Control Indoor Pollution with a Whole-Home Ventilation System in Rochester
Today’s homes are more energy efficient, which is good news for your energy bills. But that efficiency also seals your home, which is bad news for indoor air quality.
We spend most of our lives in a building—up to 90 percent, according to an EPA study. And having an airtight home means chemicals can accumulate. The EPA says this can make your home’s air quality two to five times worse than outdoor air.
With a whole-home ventilation system from Strogen's Service Experts, you can pull musty, polluted air from your home. Then, the system swaps the musty air with fresh air from outdoors. Some models can help your home keep heat and moisture in the winter and expel more of it in the summer.
Get started by requesting a complimentary comfort analysis. Our Experts can suggest the system that’s right for your home and climate in Rochester. Plus, all our work is supported by a 100% Satisfaction Guarantee for a year.*
Why Home Ventilation is Important
Having poor indoor air quality can make you sick or aggravate persistent conditions like allergies or asthma.
There are several pollution sources that affect the air your family breathes.

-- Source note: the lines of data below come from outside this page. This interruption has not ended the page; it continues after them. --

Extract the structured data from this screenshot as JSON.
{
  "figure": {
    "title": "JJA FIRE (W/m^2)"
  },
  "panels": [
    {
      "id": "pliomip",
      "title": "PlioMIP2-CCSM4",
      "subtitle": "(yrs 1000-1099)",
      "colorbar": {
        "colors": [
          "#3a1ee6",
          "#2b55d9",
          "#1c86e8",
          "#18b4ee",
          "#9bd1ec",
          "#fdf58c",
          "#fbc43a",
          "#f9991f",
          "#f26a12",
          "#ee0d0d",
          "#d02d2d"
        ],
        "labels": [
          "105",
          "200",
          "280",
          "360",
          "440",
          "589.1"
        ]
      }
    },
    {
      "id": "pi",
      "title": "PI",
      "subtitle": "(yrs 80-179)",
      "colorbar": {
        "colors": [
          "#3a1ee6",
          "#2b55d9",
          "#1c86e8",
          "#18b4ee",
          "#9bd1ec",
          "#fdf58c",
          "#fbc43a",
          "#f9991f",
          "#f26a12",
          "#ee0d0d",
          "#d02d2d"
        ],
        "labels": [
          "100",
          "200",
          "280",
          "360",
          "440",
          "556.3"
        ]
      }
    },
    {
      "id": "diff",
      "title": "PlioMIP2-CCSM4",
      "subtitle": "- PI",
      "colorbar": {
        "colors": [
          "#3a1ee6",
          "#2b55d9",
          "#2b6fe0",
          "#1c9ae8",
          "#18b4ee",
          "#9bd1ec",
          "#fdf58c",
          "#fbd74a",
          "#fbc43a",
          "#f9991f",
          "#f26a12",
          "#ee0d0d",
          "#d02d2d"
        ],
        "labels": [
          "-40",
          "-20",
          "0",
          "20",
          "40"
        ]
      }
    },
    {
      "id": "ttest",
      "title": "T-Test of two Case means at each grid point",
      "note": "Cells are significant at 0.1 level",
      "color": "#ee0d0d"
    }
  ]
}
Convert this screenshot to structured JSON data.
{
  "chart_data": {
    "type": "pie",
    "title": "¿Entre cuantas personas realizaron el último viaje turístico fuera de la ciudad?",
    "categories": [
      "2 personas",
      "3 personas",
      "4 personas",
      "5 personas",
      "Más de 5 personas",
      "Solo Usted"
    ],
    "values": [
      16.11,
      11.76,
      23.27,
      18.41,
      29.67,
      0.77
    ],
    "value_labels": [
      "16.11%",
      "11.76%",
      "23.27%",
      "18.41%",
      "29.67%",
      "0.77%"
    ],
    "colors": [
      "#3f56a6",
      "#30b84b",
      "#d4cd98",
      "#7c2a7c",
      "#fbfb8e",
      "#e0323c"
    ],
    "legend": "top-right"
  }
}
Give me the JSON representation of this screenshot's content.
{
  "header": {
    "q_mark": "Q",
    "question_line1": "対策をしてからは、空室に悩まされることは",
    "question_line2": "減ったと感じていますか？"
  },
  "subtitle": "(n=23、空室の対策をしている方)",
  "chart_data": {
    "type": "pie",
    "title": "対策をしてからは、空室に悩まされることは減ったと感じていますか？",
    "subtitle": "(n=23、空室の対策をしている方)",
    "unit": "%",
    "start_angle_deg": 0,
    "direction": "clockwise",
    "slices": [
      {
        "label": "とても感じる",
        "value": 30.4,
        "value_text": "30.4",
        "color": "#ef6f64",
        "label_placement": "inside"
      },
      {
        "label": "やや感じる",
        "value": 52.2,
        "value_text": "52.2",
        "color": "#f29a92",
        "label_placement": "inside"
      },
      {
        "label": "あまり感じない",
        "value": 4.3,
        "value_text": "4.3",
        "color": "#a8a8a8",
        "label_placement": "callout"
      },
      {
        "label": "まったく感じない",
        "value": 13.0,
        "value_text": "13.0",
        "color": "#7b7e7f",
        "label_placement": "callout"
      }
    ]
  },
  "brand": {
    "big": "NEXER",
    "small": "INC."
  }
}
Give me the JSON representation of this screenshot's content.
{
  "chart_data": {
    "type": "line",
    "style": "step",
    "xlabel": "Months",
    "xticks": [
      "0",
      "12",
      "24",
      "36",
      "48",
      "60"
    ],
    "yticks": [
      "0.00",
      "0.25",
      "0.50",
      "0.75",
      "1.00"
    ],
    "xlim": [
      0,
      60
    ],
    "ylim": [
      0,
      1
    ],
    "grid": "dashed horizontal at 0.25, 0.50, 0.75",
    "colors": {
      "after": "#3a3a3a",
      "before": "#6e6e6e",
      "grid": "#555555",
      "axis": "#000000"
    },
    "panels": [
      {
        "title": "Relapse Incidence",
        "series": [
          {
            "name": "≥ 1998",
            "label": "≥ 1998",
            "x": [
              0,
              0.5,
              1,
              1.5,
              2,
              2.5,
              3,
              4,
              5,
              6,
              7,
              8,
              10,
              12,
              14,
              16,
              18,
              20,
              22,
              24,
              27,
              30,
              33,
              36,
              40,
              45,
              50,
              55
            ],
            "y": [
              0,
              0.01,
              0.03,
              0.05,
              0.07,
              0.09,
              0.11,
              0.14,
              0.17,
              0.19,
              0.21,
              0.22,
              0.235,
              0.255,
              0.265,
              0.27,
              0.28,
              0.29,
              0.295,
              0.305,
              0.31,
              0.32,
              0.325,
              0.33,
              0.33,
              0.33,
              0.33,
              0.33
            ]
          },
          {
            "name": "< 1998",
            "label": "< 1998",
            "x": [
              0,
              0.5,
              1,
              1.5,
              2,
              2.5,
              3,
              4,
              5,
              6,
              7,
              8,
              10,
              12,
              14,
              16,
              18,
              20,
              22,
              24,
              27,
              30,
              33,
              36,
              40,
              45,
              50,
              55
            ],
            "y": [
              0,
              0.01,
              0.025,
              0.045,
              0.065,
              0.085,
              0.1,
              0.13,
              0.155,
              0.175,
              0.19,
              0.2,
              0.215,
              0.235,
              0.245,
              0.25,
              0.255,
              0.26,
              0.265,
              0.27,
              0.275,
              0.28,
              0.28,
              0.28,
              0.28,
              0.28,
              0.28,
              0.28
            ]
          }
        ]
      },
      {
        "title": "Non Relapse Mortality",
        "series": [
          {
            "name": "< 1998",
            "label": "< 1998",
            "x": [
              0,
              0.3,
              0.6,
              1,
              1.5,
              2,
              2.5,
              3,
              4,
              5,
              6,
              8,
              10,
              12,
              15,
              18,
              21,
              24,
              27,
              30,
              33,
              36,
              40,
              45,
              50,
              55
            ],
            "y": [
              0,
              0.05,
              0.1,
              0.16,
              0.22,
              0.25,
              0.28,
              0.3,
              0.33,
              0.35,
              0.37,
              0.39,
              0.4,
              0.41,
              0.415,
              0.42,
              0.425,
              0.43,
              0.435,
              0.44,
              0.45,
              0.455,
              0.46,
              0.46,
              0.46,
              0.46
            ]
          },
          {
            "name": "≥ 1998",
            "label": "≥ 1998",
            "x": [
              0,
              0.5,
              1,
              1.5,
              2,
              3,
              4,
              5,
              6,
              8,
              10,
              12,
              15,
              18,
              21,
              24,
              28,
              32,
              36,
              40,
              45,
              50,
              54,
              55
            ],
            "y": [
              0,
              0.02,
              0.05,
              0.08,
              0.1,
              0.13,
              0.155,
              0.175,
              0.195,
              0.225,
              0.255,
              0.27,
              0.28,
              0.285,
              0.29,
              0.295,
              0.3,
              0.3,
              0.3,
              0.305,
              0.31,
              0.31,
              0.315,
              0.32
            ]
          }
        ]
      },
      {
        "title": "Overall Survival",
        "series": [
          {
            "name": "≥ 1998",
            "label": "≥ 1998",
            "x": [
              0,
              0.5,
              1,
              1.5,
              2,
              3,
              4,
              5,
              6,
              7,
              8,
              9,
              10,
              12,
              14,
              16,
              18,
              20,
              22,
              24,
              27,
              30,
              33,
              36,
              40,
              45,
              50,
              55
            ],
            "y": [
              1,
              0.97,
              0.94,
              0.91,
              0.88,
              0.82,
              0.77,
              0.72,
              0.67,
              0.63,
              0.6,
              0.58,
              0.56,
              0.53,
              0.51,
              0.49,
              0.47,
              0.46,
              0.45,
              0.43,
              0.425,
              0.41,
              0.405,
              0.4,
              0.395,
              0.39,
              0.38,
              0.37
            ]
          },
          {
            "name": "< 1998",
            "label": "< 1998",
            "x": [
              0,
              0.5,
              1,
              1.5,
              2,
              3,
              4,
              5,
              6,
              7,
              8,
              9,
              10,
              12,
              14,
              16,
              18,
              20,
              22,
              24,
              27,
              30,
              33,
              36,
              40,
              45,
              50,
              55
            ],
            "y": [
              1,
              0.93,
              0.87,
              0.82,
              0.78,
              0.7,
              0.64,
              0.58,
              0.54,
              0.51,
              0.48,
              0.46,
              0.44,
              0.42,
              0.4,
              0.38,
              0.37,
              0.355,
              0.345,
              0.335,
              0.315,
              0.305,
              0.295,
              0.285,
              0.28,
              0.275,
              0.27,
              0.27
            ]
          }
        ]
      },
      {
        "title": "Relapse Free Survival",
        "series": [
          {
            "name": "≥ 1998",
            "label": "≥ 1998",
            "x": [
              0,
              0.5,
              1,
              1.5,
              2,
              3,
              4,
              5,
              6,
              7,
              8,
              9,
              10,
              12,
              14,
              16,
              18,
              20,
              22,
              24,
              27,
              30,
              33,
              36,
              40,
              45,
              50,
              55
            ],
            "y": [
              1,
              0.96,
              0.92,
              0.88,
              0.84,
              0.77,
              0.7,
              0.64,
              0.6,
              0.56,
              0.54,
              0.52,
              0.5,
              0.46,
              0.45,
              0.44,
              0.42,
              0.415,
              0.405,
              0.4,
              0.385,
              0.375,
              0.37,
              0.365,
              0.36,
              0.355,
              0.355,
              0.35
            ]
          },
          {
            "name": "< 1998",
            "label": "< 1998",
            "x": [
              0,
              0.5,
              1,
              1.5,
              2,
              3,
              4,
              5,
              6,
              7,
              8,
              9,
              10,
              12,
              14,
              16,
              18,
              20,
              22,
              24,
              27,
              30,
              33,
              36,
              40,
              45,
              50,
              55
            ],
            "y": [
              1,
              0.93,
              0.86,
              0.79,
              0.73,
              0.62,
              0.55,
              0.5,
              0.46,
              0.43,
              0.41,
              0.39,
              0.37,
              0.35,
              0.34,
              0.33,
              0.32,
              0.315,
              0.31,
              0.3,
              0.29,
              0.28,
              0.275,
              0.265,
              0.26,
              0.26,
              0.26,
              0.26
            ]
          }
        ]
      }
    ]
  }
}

- Volatile organic compounds (VOCs). These chemicals are found in everyday household items, like furniture, flooring, paint and cleaning products. Increased concentration can lead to respiratory sensitivity and headaches.
- Dust, mold and pet dander. These are the largest typical indoor pollution sources. They can aggravate allergies and asthma.
- Carbon monoxide. This colorless, odorless, tasteless gas is made by inadequate combustion in a natural gas appliance. CO poisoning causes flu-like symptoms and can kill you.
How Whole-Home Ventilation Works
House ventilation systems can get rid of pollution from the air in your home.
Balanced ventilation uses exhaust fans to introduce fresh air into the house—and get rid of musty air.
Plus, some models from Strogen's Service Experts make the most of energy efficiency. This delivers fresh airflow without excessive energy expenditure.
Heat Recovery Ventilation
- Moves heat to condition incoming air
- Recommended for cold climates
Energy Recovery Ventilation
- Transfers moisture and heat to condition incoming air
- Retains more humidity in the winter and limits the total brought in during the summer
- Ideal for warm locations
If you live in the Midwest, your home can benefit from installing both kinds of units.